Abstention record à Buenaventura en Colombie : le poids de la violence

Dimanche 13 mars 2022, les Colombien.ne.s étaient appelé.e.s aux urnes afin d’élire leurs représentant.e.s au Sénat et à la chambre des représentants, dont seize sièges des circonscriptions spéciales transitoires de paix (CITREP). Ces élections ont eu lieu dans un contexte d’augmentation importante des violences en Colombie, et en particulier à Buenaventura, sur la côte pacifique… 

Exacerbations des violences électorales à Buenaventura

Le contexte électoral actuel est marqué par une augmentation exponentielle des violences dans toute la Colombie. Les dirigeant∙e∙s sociaux∙ales sont particulièrement ciblé∙e∙s par ces violences. En témoigne la leadeuse sociale Amparo Toloza Campuzano  victime d’ un attentat le 7 février 2022. Alors qu’elle rentrait chez elle, trois individus armés ont tenté de forcer les portes de son véhicule pour la kidnapper avant de tirer à plusieurs reprises sur le blindage du véhicule, sans la blesser. 

Le département du Valle del Cauca concentre, à lui seul, 12,1% du nombre total d’actes de violence enregistrés en Colombie et est le théâtre du plus grand nombre d’agressions contre des dirigeant∙e∙s sociaux∙les. La Mission d’Observation Électorale (MOE) affirme que 15% des agressions  signalées depuis mars 2021 ont eu lieu dans ce département. Dans la région de Buenaventura, les dirigeant∙e∙s issu∙e∙s des communautés autochtones et afro-colombiennes sont les principales victimes. En effet, 11,9% des violences contre les dirigeant∙e∙s autochtones recensé∙e∙s au niveau national ont été perpétrées dans le département du Valle del Cauca et 2 des 4 dirigeant.e.s afro-colombien.ne.s assassiné.e.s entre mars 2021 et février 2022 ont été tués à Buenaventura. 

Les violences, obstacle à la participation électorale ?

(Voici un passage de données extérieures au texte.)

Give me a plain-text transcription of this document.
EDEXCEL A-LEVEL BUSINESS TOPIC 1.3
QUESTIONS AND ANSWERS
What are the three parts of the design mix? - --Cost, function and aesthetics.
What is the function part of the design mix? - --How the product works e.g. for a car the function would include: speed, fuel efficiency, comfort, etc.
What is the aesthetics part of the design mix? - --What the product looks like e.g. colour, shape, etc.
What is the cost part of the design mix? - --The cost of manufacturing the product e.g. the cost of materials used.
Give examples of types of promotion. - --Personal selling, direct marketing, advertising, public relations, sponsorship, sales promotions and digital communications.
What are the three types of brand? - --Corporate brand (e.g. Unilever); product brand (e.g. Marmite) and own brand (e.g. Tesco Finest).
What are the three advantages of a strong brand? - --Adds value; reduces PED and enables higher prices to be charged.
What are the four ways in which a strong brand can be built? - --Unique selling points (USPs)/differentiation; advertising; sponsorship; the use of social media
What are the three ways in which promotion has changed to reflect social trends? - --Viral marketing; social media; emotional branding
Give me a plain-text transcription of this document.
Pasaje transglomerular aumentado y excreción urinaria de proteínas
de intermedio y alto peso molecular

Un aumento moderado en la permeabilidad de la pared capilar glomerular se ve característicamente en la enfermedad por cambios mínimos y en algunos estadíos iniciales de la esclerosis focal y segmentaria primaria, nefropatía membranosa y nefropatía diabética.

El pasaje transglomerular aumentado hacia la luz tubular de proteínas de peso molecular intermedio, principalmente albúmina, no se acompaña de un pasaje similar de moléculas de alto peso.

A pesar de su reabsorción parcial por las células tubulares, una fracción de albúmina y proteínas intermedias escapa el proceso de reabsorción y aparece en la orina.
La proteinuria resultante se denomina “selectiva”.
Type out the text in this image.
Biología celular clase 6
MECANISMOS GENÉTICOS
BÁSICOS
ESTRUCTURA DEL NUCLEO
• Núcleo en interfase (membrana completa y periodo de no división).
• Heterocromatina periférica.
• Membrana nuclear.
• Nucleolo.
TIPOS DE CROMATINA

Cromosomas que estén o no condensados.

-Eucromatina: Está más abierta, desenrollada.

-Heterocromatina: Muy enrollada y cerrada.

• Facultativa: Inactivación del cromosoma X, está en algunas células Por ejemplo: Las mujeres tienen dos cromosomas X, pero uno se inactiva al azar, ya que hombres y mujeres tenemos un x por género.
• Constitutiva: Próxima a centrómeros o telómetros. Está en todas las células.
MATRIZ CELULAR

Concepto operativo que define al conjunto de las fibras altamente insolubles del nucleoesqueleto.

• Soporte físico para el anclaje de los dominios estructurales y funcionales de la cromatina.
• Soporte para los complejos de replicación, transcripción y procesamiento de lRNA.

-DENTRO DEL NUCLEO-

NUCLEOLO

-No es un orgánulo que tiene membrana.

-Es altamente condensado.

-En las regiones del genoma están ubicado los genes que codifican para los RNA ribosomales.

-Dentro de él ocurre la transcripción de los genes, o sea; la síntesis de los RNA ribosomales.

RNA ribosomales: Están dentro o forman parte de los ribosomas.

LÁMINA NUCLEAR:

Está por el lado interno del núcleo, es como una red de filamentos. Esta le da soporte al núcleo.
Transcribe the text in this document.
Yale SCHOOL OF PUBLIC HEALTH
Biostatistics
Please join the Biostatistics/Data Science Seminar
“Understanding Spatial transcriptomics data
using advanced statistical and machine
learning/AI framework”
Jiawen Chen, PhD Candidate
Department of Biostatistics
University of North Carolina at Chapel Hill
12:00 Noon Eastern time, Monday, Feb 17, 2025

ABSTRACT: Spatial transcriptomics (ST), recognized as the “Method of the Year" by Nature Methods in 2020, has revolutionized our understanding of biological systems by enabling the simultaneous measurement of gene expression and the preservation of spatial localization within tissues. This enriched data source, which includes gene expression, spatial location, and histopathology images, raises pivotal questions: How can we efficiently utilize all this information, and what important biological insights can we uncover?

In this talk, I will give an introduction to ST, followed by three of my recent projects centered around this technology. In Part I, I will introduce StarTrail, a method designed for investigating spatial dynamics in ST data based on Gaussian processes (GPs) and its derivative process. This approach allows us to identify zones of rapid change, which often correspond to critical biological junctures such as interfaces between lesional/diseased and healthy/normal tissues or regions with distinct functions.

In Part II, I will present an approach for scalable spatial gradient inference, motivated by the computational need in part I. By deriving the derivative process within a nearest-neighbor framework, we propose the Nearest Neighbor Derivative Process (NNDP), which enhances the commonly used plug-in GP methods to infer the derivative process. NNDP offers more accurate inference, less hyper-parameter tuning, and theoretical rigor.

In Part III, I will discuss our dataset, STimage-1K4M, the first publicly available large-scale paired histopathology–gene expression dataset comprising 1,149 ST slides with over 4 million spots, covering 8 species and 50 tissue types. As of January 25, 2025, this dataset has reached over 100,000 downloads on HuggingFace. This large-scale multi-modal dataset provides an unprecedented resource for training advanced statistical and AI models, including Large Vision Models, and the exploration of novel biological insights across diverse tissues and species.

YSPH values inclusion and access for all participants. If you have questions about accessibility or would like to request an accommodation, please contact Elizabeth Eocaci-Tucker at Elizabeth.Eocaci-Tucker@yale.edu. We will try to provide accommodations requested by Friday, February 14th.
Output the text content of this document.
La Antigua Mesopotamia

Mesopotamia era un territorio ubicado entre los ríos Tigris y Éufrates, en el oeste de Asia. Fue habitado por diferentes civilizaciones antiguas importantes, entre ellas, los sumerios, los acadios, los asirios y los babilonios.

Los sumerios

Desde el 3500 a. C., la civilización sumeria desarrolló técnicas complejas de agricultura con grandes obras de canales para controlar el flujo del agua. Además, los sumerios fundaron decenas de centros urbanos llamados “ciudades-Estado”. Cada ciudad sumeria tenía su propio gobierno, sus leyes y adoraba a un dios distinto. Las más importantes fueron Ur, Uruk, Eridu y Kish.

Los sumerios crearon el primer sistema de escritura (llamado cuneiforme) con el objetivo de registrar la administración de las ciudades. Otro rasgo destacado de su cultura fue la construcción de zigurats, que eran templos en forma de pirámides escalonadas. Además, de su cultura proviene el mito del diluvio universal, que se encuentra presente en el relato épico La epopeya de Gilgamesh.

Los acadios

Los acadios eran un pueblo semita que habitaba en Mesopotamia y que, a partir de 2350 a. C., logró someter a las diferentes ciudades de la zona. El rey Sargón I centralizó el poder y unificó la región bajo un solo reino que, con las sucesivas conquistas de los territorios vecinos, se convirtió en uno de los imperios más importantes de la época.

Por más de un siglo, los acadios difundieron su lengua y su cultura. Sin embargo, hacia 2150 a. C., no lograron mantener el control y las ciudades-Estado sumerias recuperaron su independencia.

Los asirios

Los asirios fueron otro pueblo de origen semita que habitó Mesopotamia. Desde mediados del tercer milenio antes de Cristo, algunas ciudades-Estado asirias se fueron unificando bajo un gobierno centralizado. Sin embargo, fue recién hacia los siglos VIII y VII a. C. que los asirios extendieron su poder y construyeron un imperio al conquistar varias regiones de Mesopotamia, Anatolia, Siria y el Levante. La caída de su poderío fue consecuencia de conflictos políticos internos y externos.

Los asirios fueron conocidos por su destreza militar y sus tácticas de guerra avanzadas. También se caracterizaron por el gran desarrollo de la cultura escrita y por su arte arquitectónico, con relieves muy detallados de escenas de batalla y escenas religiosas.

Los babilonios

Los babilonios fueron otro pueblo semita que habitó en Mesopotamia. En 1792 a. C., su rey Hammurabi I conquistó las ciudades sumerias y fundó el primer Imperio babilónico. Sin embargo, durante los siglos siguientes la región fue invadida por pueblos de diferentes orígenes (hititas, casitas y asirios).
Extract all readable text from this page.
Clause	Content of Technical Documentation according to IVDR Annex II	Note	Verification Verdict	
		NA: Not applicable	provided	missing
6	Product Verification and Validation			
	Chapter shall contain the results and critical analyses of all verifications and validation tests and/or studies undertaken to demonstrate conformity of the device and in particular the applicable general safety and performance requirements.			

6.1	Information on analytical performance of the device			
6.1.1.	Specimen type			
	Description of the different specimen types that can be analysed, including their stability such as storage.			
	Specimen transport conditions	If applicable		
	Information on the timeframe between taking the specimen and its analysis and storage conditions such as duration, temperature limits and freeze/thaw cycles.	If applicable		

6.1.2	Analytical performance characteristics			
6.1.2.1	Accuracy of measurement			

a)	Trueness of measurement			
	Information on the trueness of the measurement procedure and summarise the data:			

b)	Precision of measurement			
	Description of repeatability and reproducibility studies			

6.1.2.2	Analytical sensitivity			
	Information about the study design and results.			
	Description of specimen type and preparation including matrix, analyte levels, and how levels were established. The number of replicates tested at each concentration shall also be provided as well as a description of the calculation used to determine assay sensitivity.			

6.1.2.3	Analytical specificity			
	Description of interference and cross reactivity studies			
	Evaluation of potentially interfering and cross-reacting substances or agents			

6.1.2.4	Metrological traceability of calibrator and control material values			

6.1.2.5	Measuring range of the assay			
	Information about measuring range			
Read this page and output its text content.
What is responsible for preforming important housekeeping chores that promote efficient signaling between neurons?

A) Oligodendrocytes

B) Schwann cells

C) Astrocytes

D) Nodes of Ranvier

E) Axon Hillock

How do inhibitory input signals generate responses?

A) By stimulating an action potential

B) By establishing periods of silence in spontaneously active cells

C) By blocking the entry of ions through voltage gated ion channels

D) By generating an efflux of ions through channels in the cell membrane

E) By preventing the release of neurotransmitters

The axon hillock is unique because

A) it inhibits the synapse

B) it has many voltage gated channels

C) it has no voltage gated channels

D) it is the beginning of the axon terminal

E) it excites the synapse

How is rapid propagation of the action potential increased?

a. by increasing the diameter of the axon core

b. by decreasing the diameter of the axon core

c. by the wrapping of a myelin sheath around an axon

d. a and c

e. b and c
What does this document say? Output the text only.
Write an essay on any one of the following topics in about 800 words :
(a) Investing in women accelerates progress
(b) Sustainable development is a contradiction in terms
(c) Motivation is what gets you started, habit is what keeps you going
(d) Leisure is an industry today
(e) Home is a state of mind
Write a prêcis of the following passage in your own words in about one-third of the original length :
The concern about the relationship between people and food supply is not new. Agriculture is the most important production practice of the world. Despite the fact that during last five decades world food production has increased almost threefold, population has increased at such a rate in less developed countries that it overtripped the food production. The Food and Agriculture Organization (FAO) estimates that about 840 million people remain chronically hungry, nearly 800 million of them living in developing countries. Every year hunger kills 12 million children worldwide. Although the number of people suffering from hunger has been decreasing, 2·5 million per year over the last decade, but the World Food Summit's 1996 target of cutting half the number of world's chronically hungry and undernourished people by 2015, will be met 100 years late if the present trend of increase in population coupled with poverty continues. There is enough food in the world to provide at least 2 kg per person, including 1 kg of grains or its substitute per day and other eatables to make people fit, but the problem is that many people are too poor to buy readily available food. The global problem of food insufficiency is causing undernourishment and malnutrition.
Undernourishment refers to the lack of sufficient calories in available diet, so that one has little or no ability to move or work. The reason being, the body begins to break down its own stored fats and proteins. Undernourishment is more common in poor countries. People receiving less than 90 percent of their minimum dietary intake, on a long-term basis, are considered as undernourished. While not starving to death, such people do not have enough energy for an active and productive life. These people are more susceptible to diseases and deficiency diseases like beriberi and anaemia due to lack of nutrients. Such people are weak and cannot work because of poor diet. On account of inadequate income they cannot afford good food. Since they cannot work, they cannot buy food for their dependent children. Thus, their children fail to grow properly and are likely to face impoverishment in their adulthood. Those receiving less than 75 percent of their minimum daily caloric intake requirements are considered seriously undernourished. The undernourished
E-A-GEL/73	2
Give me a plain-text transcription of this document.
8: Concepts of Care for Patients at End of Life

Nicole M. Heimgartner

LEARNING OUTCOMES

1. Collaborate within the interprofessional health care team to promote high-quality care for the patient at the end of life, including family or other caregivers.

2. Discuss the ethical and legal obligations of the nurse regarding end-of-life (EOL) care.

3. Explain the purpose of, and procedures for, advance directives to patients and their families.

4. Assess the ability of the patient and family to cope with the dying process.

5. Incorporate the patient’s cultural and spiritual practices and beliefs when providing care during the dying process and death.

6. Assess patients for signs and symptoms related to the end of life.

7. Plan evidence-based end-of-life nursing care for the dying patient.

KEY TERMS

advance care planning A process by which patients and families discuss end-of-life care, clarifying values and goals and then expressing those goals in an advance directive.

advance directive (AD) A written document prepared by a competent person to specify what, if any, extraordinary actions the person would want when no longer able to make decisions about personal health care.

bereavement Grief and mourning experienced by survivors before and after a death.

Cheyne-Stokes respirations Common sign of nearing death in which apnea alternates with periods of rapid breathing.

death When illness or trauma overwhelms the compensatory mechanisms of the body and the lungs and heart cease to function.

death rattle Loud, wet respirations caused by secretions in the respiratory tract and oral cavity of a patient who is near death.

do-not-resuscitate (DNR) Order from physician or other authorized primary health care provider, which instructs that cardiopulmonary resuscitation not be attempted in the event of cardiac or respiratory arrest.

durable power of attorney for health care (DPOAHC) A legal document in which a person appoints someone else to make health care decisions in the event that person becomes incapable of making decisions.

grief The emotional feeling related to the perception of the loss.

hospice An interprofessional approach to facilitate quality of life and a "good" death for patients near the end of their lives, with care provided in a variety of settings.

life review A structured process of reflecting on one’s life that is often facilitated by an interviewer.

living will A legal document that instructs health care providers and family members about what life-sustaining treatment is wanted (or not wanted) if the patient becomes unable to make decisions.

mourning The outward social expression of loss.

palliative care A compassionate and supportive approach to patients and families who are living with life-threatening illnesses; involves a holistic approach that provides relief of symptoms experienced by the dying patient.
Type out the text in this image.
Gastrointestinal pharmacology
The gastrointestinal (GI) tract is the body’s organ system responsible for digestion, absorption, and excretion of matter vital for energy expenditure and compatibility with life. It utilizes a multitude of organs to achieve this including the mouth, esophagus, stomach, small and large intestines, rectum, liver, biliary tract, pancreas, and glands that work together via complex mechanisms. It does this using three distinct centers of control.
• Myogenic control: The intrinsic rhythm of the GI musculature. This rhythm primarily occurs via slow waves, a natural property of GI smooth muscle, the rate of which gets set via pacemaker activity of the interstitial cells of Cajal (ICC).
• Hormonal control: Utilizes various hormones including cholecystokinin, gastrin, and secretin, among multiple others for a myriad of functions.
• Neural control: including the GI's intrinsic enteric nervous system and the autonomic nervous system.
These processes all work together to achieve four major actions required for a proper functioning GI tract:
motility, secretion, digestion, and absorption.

Les déplacements et les massacres entravent la liberté de mouvement des citoyen.ne.s de Buenaventura, notamment pour se rendre aux urnes, et alimentent la peur des citoyen.ne.s. Les élections du dimanche 13 mars n’ont donc pas mobilisé les habitant.e.s locaux.ales, davantage préoccupé.e.s par leur survie que par la politique nationale dont iels sont les grand.e.s oublié.e.s depuis des années. Seul.e.s 32,76% des citoyen.ne.s de Buenaventura ont voté  pour élire leurs Sénateur.rice.s (contre 42,6 % en 2018). Le scrutin pour élire les 16 représentant∙e∙s spéciaux∙ales pour la paix, dans les circonscriptions transitoires spéciales pour la paix comme Buenaventura n’a pas non plus suscité une grande participation électorale dans la ville portuaire puisque seul.e.s 25,07% des citoyen.ne.s se sont exprimé.e.s sur la question, malgré l’enjeu historique.

Alors que des élections présidentielles en Colombie sont prévues le 29 mai et le 19 juin 2022, il est essentiel que les autorités colombiennes garantissent les droits démocratiques des citoyen.ne.s à jouir de la liberté d’élire ou d’être élu.e dans le cadre d’un processus électoral libre, transparent et équitable, sans mettre leur vie en danger. La communauté internationale et la France doivent s’assurer que l’État colombien respecte ses engagements pris sous les traités de droits humains internationaux et les Accords de Paix de 2016 en la matière et apporter un soutien aux défenseur.se.s et leader.euse.s sociaux.les de Buenaventura qui sollicitent de l’aide face aux dangers qui les menacent.